Because of a new law that went into effect April 1, 2015, bank employees in the Netherlands who have broken the Banker’s Oath can be penalized by their own industry. The Dutch Banking Association (NVB) asked the DSI foundation to take full responsibility for the complaints department, with great emphasis on security and usability. DSI only had two months to develop and implement the desired application, first release right. Thanks to the Mendix platform and agile methodology, www.tuchtrechtbanken.nl went live within the given timeframe and available budget.
As of April 1, 2015, the code of conduct for bankers is in force in the Netherlands. For the execution of this legal obligation, Tuchtrecht Banken (Court of Discipline for Banks) was established. The handling of all complaints was outsourced to DSI, which had to build the website www.tuchtrechtbanken.nl, including the underlying system. The main requirements were that the system had to be extremely safe and easy to use.
It is in DSI´s DNA to test employees in finance and work with highly secure systems. At that time, nobody in the world had any experience in building the applications Tuchtrecht Banken needed. René Ruurda, Manager Operations at DSI, said, “Our aim is to strengthen the trust in our financial markets. To accomplish this, you have to work independently and the security of your system should be guaranteed. It is also important, for anyone who wants to file a complaint, that the procedure to do so is accessible.”
In addition to safety and accessibility, DSI faced a third major challenge. “The website had to be live within two months. The completion date was fixed and determined by law. Due to time constraints, we chose to develop a turnkey application. The system had to be first release right, easy to use and with the same look and feel for all components. This would be quite a challenge, since there are also links to external systems. The only question that remained was: how do we deliver it?”, said Ruurda.
DSI wrote a tender for suppliers who are capable of solving complex development issues. “We insisted on the requirement that end users should have a seamless experience, and not notice anything if they end up in a different IT environment. All parts of the project had to be handled with great care, from the first notification to any judgement by the court. This leaves no margin for error. It requires the utmost of collaboration during a project like this. On those points, Mendix came out on top,” said Ruurda.
“Before we started, we defined a clear procedure. This helped us during the project to quickly make the right choices”, Ruurda continued. “ManSystems became our implementation partner. Together, with Mendix and ManSystems, we were able to deliver this digital innovation.”
The project got a kick-start with the Agile methodology, according Ruurda. “At first we went through the user case with one another, so we could make sure Mendix and ManSystems understood all business and IT requirements. Furthermore, the project was delivered using Agile Sprints. Business and IT worked closely together. If something didn’t go right on time, we – as a client – decided what would be dropped in the next sprint. Since we had already worked Agile, we could repeatedly agree on what we wanted to achieve.”
Now the site is live, and the underlying system is running, Ruurda looks back in satisfaction: “For starters, with Agile we delivered all of our Sprints. The ease with which we were able to develop our application with Mendix played a major role. Its quality is reflected in the final solution. Every step blends very smoothly into the next one, no matter where the user is within the whole process. Furthermore, a team leader can monitor the processing time of files and adjust them if necessary. If the application itself requires an adjustment, the administrator can do this in a flash.

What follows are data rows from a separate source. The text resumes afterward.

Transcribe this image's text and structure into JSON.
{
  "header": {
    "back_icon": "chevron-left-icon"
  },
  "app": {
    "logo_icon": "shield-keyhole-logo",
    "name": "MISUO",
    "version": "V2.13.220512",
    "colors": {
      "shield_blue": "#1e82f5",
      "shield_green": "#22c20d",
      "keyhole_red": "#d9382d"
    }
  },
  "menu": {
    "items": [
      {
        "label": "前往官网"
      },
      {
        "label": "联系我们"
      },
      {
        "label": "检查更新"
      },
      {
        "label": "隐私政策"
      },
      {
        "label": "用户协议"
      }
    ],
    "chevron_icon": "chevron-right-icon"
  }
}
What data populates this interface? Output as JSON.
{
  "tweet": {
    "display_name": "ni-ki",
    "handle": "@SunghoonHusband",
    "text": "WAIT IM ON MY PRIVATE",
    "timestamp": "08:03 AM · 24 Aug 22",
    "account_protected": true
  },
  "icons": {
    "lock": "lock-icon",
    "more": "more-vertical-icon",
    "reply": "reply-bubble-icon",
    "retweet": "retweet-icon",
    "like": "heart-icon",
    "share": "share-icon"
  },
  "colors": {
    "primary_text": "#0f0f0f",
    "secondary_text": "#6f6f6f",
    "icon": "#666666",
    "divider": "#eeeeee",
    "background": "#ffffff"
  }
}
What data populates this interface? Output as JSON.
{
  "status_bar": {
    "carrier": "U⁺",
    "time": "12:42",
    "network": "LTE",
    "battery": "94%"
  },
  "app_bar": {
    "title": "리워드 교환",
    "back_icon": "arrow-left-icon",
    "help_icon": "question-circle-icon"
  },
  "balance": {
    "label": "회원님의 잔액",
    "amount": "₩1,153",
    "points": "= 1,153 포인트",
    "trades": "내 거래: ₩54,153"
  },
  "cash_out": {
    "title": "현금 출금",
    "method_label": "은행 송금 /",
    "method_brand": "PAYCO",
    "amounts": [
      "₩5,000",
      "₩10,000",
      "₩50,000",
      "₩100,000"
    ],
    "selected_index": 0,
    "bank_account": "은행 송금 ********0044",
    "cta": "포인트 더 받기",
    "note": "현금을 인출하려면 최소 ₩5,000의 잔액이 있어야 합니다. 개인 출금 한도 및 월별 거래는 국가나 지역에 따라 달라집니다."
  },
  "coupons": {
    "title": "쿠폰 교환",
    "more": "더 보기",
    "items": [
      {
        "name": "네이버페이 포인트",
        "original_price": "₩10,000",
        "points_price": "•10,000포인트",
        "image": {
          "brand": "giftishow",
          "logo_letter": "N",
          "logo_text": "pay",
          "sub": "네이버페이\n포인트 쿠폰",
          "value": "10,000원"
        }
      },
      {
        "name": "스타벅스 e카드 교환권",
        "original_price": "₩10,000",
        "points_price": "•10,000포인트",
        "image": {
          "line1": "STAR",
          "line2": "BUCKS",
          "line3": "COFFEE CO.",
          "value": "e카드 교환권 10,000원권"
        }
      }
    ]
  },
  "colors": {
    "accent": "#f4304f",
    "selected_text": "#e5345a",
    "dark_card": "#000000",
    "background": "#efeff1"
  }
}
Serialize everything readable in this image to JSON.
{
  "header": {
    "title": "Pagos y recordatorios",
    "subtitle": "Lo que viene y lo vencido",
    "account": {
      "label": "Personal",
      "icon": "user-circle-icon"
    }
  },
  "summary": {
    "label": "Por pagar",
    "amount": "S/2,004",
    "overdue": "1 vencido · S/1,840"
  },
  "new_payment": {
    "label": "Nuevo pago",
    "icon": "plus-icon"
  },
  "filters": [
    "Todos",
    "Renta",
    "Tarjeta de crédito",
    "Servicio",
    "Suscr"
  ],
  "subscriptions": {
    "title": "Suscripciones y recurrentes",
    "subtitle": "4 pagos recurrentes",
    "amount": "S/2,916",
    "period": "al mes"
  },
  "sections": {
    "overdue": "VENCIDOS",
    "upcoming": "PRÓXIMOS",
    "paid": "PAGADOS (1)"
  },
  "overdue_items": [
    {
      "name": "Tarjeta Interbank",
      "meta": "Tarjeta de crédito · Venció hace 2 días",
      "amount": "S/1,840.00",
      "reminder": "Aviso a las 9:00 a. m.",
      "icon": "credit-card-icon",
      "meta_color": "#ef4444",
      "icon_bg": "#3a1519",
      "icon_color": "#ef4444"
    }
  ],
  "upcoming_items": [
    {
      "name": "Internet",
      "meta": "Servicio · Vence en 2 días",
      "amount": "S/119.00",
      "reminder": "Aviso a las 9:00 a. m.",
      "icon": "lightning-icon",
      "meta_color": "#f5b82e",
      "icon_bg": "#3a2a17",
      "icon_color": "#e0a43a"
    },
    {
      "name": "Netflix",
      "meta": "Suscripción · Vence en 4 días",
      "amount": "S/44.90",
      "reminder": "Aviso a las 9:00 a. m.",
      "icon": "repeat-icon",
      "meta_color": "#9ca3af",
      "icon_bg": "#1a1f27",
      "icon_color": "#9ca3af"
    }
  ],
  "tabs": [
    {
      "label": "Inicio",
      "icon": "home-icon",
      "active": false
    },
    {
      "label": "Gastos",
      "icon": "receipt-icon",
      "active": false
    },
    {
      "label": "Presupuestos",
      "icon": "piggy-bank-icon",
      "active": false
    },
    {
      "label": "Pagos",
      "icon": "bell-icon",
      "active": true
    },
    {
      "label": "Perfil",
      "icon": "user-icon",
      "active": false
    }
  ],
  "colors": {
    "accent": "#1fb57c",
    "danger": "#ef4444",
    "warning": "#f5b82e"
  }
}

You don’t need an experienced programmer. What I like so much about Mendix is that everything is configurable for the super user, down to the finest detail. It’s very simple and flexible.”
If the application itself requires an adjustment, the administrator can do this in a flash. You don’t need an experienced programmer. What I like so much about Mendix is that everything is configurable for the super user, down to the finest detail. It’s very simple and flexible.
In terms of security, the needs of DSI have also been fulfilled. “It’s impossible to see what you are not allowed to see. You can trust the fact that we have built substantial walls between all authority levels. The shared information is always fully protected, as well as the interfaces with external systems. The layers and connections we have made have been thoroughly tested by an independent party, and our protocols are being audited regularly. Everything is compliant with the legal guidelines,” emphasizes Ruurda.
About accessibility, the Manager Operations says: “We want someone who files a complaint to know his information is in safe hands, that everything has been thought through. At the same time, we also show professional parties who operate in the financial markets, such as banks and regulators, that our security is excellent. That’s also good for the faith in our financial markets.”
DSI can now perform its tasks to everyone’s satisfaction. “Any complaints filed on the Tuchtrecht Banken website will be handled an independent party, from beginning to end. The Netherlands is the only country with a legally embedded code of conduct for bankers. At first, it felt like we had entered the mine shaft with nothing but a flashlight. But thanks to Mendix , we can see we are on the right track. What we desired and what we achieved were always consistent with each other. Both the business and IT prevailed to our great satisfaction,” concluded Ruurda.
DSI Foundation aims to strengthen confidence in the financial markets. DSI assesses and trains people in the sector. She handles complaints against bank employees through www.tuchtrechtbanken.nl and acts on them if necessary. Tuchtrecht Banken is an independent organization, set up to implement the disciplinary rules.